E qui quindi siamo logicamente in quell’ambito, quello che non si può suddividere in compartimenti: le tre virtù, la fede, la speranza e la carità, sono contigue, confinano l’una con l’altra, si confondono fra di loro. Non è possibile sperare senza avere fede, non è possibile sperare veramente senza aprirsi all’amore, e l’amore non è possibile senza la speranza che lo precede, che diventa un pochino la spina dorsale dell’amore. E certamente l’amore è la cosa più importante, ma la fede e la speranza sono la struttura portante dell’amore.
Capitalizziamo un momento questo tipo di discorso: la speranza in relazione con la fede. Certamente non si può credere qualcosa che non si vuole, che non si desidera. E la speranza, come è stato detto, è la sorellina che precede fede e amore. L’amore senza la speranza non funziona, perché l’amore si applica a qualcosa, è un atto relazionale, un atto transitivo: quindi c’è qualcosa di bello, di buono, di importante, di vitale che io spero per qualcuno, e mi applico a questa cosa qui, mi dedico al bene che voglio perseguire per qualcuno che sto amando, e questo sarà l’amore fattivo. E io spero di raggiungere un risultato, e quindi mi dedico a quello che questo risultato amorevole implica.
Io spero di raggiungere un risultato per una persona a cui voglio bene, o per molte persone, o per un popolo intero a cui voglio bene, e quindi lavoro, mi dedico e amo: quello sarà l’atto dell’amore, in questa dimensione completamente pratica. Ecco, quello che è molto importante rilevare è che tutti questi discorsi hanno un aspetto pratico. Per quanto siamo costretti dalla condizione di una trasmissione radiofonica — non possono essere altro che chiacchiere, questi momenti qua —, però, per quanto teorica possa essere la cosa, qui stiamo parlando di qualcosa di molto pratico.
Ripetiamo l’assunto che la speranza è un atto.
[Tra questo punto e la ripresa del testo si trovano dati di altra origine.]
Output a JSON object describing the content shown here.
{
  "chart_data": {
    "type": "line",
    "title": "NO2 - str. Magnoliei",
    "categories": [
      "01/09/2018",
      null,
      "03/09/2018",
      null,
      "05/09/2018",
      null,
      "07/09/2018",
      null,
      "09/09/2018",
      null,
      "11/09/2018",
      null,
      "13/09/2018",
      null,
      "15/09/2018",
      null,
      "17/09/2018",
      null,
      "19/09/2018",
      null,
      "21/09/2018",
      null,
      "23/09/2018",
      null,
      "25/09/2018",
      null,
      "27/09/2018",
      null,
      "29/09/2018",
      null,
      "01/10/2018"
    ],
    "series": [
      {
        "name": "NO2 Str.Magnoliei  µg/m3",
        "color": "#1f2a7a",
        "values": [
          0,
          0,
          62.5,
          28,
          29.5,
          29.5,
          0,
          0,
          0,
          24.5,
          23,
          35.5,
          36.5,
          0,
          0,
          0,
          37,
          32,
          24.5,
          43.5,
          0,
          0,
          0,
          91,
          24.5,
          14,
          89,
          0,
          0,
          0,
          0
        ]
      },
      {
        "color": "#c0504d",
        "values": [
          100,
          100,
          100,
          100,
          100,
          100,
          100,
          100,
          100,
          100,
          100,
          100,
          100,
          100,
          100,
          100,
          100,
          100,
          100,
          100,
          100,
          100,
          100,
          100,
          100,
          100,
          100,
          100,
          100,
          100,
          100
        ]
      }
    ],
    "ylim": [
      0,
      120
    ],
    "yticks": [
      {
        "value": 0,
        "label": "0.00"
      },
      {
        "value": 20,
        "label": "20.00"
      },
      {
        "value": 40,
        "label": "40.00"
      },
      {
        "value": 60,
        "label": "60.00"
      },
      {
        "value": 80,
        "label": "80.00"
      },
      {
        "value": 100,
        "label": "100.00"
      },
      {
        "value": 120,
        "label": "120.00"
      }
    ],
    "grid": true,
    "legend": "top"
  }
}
Vedo concretamente in cosa spero dal fatto che sono orientato a una cosa o a un’altra: se io spero in Dio, scelgo le cose dove Dio può operare; se io spero nella guarigione di una persona, lavoro perché questa persona guarisca, cerco le cure per questa persona; se io spero nella felicità di un bambino, cerco le cose che lo possano rendere felice; se io spero nella felicità di un coniuge, vado cercando con il mio ingegno tutte le cose che possano dare felicità al mio coniuge.
Ecco, questo vuol dire che appunto dobbiamo assolutamente sfilarci da una visione emotiva, sentimentale, sensuale della speranza: bisogna passare a una visione completamente attiva, pragmatica della speranza. Capisco cosa spero da ciò che faccio. Diceva un rabbi precedente a Gesù Cristo:
Verso l’uomo che io amo mi portano i miei piedi.
Cioè io faccio le cose, dirigo i miei piedi secondo ciò che amo veramente, ciò che desidero, ciò che mi interessa. Ecco, è lì che si mostra la speranza. Questa generazione cosa sta sperando? Ripetiamo, abbiamo detto poc’anzi: sta sperando un benessere, semplicemente il piacere, e quindi orienta tutto secondo quello. Quindi non avrà amore, avrà appagamento, perché l’amore non è condizionato dall’appagamento: ottiene un appagamento straordinario, ma è sempre sorprendente, è sempre oltre la banale, mediocre strategia del calcolo personale.
La speranza fa parte di questa attitudine nobile. Quindi speriamo, con queste cose dette in questa trasmissione, di aver un pochino frantumato l’idea della speranza come di una broda di aspettative in cui uno si culla e così starà un po’ meglio, perché non si è disperato, non si è abbattuto. Le cose non stanno così.